Pester - Coordinated retry logic

Travis Code Climate

In a lot of our backend code, we quite often found ourselves repeating some of the same patterns for retry logic. Relying on external services–including internal service endpoints and databases–means things fail intermittently. Many of these operations are idempotent and can be retried, but external services don’t especially like being pestered without some pause, so you need to slow your roll.

Usage

From the outset, the goal of Pester is to offer a simple interface. For example:

irb(main):001:0> require 'pester'
=> true
irb(main):002:0> Pester.retry_constant { fail 'derp' }
W, [2015-04-04T10:37:46.413158 #87600]  WARN -- : Failure encountered: derp, backing off and trying again 3 more times. etc etc

will retry the block–which always fails–until Pester has exhausted its amount of retries. With no options provided, this will sleep for a constant number of seconds between attempts.

Pester’s basic retry behaviors are defined by three options:

  • delay_interval
  • max_attempts
  • on_retry

delay_interval is the unit, in seconds, that will be delayed between attempts. Normally, this is just the total number of seconds, but it can change with other Behaviors. max_attempts is the number of tries Pester will make, including the initial one. If this is set to 1, Pester will basically not retry; less than 1, it will not even bother executing the block:

irb(main):001:0> Pester.retry_constant(max_attempts: 0) { puts 'Trying...'; fail 'derp' }
=> nil

on_retry defines the behavior between retries, which can either be a custom block of code, or one of the predefined Behaviors, specifically in Pester::Behaviors::Sleep. If passed an empty lambda/block, Pester will immediately retry. When writing a custom behavior, on_retry expects a block that can be called with two parameters, attempt_num, and delay_interval, the idea being that these will mostly be used to define a function that determines just how long to sleep between attempts.

Three behaviors are provided out-of-the box:

  • Constant is the default, and will simply sleep for delay_interval seconds
  • Linear simply multiplies attempt_num by delay_interval and sleeps for that many seconds
  • Exponential sleeps for 2(attempt_num - 1) * delay_interval seconds

All three are available either by passing the behaviors to on_retry, or by calling the increasingly-verbosely-named retry_constant (constant), retry_with_backoff (linear), or retry_with_exponential_backoff (exponential). retry by itself will not actually retry anything, unless provided with an on_retry function, either per-call or in the relevant environment.
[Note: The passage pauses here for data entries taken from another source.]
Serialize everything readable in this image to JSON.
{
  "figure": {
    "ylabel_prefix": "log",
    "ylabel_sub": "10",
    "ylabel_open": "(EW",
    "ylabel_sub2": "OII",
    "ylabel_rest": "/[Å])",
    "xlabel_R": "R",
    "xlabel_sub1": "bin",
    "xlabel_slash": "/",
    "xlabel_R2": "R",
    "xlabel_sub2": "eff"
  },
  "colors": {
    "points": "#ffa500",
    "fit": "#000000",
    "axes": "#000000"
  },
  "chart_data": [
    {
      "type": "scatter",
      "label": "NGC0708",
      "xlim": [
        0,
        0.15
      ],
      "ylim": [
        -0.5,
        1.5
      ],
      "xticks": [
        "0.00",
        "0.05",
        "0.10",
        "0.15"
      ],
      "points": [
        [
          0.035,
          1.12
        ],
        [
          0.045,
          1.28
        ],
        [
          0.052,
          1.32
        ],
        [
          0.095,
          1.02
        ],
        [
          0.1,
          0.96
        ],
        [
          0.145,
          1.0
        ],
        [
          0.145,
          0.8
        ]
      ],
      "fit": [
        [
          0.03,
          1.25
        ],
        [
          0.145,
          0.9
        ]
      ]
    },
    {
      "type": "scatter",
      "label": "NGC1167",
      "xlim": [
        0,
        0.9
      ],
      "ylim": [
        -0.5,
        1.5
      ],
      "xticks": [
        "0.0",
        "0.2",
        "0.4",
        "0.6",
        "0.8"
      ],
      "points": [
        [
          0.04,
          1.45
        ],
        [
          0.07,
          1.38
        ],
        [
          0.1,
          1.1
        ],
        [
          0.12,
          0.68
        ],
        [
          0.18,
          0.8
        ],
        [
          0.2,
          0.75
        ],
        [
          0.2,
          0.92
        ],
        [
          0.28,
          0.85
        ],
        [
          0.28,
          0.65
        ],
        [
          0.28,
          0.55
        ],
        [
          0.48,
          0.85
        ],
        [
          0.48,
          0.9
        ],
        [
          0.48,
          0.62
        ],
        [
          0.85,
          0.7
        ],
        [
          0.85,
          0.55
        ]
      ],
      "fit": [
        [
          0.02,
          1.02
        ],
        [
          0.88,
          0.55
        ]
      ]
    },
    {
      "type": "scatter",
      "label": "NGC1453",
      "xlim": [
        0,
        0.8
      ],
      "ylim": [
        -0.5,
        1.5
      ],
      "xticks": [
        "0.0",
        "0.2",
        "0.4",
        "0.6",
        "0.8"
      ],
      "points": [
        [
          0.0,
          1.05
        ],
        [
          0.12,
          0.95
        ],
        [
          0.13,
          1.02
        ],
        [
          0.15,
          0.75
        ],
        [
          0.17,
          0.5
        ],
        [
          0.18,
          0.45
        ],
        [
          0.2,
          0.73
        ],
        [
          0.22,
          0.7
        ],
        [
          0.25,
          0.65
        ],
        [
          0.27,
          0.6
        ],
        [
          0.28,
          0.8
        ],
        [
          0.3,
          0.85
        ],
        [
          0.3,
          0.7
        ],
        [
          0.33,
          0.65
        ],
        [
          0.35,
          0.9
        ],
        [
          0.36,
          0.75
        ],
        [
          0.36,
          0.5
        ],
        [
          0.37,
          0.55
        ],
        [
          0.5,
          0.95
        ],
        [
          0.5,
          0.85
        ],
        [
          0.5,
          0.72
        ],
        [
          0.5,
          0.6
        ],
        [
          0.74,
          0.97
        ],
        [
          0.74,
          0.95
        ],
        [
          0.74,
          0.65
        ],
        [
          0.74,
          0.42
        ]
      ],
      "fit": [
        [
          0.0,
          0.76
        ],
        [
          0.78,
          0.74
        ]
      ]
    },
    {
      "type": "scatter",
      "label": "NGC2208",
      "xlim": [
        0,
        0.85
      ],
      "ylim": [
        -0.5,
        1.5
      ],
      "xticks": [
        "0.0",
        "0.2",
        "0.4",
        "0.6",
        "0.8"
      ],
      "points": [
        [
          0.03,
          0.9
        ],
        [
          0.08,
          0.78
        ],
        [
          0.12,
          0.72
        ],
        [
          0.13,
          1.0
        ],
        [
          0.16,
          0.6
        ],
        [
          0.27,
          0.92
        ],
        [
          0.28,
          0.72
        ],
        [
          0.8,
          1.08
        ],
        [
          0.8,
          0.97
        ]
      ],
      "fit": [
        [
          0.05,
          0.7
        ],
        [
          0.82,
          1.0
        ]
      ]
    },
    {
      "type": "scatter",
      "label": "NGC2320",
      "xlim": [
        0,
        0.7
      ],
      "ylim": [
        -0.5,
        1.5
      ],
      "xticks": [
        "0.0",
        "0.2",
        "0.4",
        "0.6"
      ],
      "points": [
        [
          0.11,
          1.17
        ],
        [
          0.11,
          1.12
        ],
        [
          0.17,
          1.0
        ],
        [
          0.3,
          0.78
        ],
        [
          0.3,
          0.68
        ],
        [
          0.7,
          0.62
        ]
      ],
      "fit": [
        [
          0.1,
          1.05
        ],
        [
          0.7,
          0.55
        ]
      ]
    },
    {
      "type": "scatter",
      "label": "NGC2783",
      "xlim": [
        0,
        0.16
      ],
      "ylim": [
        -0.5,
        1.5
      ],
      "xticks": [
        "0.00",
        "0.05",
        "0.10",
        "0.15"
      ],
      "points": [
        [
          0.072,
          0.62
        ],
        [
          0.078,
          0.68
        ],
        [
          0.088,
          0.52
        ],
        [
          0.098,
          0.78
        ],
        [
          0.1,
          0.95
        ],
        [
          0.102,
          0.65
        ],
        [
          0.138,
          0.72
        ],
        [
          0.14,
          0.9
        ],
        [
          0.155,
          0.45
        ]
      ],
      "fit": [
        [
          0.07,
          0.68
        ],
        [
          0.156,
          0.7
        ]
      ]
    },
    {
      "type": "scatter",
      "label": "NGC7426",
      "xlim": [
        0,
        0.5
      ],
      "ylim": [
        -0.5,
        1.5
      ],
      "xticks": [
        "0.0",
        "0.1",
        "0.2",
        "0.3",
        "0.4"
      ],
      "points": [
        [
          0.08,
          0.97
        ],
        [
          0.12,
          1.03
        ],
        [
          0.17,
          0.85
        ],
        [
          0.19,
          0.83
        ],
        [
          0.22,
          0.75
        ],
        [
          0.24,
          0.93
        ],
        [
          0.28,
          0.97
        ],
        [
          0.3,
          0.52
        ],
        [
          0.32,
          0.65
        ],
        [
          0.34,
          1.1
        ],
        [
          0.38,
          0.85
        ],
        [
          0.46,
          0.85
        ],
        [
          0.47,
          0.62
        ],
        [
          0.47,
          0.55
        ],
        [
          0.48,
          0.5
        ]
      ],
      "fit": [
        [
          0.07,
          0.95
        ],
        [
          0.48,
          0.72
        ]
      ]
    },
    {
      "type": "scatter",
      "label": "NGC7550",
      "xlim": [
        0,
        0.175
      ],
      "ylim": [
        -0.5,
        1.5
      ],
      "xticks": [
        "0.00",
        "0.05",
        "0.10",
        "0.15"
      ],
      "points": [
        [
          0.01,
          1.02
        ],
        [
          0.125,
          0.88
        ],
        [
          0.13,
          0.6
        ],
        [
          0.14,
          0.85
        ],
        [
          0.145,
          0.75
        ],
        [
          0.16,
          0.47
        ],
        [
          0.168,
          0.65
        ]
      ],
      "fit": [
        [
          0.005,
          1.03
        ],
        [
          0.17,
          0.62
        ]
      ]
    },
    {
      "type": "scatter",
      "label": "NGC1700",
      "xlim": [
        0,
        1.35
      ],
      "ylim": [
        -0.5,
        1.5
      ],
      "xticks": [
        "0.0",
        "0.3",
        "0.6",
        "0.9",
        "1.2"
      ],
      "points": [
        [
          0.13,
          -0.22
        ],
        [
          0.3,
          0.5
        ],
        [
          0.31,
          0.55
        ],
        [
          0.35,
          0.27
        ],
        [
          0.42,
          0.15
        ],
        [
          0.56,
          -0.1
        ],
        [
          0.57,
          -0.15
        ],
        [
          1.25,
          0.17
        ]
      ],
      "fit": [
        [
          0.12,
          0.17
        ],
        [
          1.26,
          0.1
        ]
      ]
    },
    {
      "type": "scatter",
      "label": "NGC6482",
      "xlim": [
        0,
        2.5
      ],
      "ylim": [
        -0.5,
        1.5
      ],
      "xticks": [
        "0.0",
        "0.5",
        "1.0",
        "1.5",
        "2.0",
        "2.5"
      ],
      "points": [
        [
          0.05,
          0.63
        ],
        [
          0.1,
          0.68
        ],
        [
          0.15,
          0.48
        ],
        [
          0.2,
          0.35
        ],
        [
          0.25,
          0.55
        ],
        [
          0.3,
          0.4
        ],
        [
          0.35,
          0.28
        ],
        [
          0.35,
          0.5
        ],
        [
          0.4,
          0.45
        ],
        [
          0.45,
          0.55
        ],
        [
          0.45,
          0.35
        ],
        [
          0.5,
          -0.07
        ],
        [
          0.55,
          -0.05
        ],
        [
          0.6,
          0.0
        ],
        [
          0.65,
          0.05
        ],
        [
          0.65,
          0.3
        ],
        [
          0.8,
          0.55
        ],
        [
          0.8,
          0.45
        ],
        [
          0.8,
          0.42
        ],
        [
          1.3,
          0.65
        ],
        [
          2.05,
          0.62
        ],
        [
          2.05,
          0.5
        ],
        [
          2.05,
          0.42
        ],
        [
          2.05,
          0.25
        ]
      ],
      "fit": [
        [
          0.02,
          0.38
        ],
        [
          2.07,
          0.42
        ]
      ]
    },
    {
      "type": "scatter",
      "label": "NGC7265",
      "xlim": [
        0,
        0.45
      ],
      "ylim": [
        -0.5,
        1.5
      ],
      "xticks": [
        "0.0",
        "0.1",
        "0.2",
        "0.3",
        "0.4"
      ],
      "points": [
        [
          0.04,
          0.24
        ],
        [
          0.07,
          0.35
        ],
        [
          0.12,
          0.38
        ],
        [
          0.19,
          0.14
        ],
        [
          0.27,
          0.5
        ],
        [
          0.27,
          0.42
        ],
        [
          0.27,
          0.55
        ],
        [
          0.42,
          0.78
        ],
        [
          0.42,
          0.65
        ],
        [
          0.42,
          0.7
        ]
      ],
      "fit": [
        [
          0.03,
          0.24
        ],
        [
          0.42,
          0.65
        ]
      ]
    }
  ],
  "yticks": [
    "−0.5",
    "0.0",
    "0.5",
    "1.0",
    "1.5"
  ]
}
Pester does log retry attempts (see below), however custom retry behavior that wraps existing Behaviors may be appropriate for logging custom information, incrementing statsd counters, etc. Also of note, different loggers can be passed per-call via the logger option.

Finally, one last behavior is executed once the max number of retries has been exhausted, on_max_attempts_exceeded, which is also configurable per-call. By default, this will log an exhaustion message to warn and just reraise the called exception, preserving the original stacktrace.

Choosing what to retry

Pester can be configured to be picky about what it chooses to retry and what it lets through. Three options control this behavior:

  • retry_error_classes
  • reraise_error_classes
  • retry_error_messages

The first two are mutually-exclusive whitelist and blacklists, both taking either a single error class or an array. Raising an error not covered by retry_error_classes (whitelist) causes it to immediately fail:

irb(main):002:0> Pester.retry_constant(retry_error_classes: NotImplementedError) do
  puts 'Trying...'
  fail 'derp'
end
Trying...
RuntimeError: derp

Raising an error covered by reraise_error_classes (blacklist) causes it to immediately fail:

irb(main):002:0> Pester.retry_constant(reraise_error_classes: NotImplementedError) do
  puts 'Trying...'
  raise NotImplementedError.new('derp')
end
Trying...
NotImplementedError: derp

retry_error_messages also takes a single string or array, and calls include? on the error message. If it matches, the error’s retried:

irb(main):002:0> Pester.retry_constant(retry_error_messages: 'please') do
  puts 'Trying...'
  fail 'retry this, please'
end
Trying...
Trying...

Because it calls include?, this also works for regexes:

irb(main):002:0> Pester.retry_constant(retry_error_messages: /\d/) do
  puts 'Trying...'
  fail 'retry this 2'
end
Trying...
Trying...

Configuration

Environments

The easiest way to coordinate sets of Pester options across an app is via environments–these are basically option hashes configured in Pester by name:

Pester.configure do |c|
  c.environments[:aws]      = { max_attempts: 3, delay_interval: 5, on_retry: Pester::Behaviors::Sleep::Constant }
  c.environments[:internal] = { max_attempts: 2, delay_interval: 0, on_retry: Pester::Behaviors::Sleep::Constant }
end

This will create two environments, aws and internal, which allow you to employ different backoff strategies, depending on the usage context. These are employed simply by calling Pester.environment_name.retry (where retry can also be another helper method):

def aws_action
  Pester.aws.retry do
    aws_call
  end
end

def action
  Pester.internal.retry do
    some_other_call
  end
end

Environments can also be merged with retry helper methods:

Pester.aws.retry_constant  # acts different from
Pester.aws.retry_with_exponential_backoff

where the helper method’s Behavior will take precedence.

Logging

Pester will write retry and exhaustion information into your logs, by default using a ruby Logger to standard out. This can be configured either per-call, or one time per application in your initializer via Pester#configure. The following will suppress all logs by using a class that simply does nothing with log data, as found in spec/:

Pester.configure do |c|
  c.logger = NullLogger.new
end

And thus:

irb(main):002:0> Pester.retry_constant(delay_interval: 1) { puts 'Trying...'; fail 'derp' }
Trying...
Trying...
Trying...
Trying...
RuntimeError: derp

Installation

Add this line to your application’s Gemfile:

“by gem ‘pester’

And then execute:

$ bundle

Or install it yourself as:

$ gem install pester

Contributing

  1. Fork it ( https://github.com/[my-github-username]/pester/fork )
  2. Create your feature branch (git checkout -b my-new-feature)
  3. Commit your changes (git commit -am 'Add some feature')
  4. Push to the branch (git push origin my-new-feature)
  5. Create a new Pull Request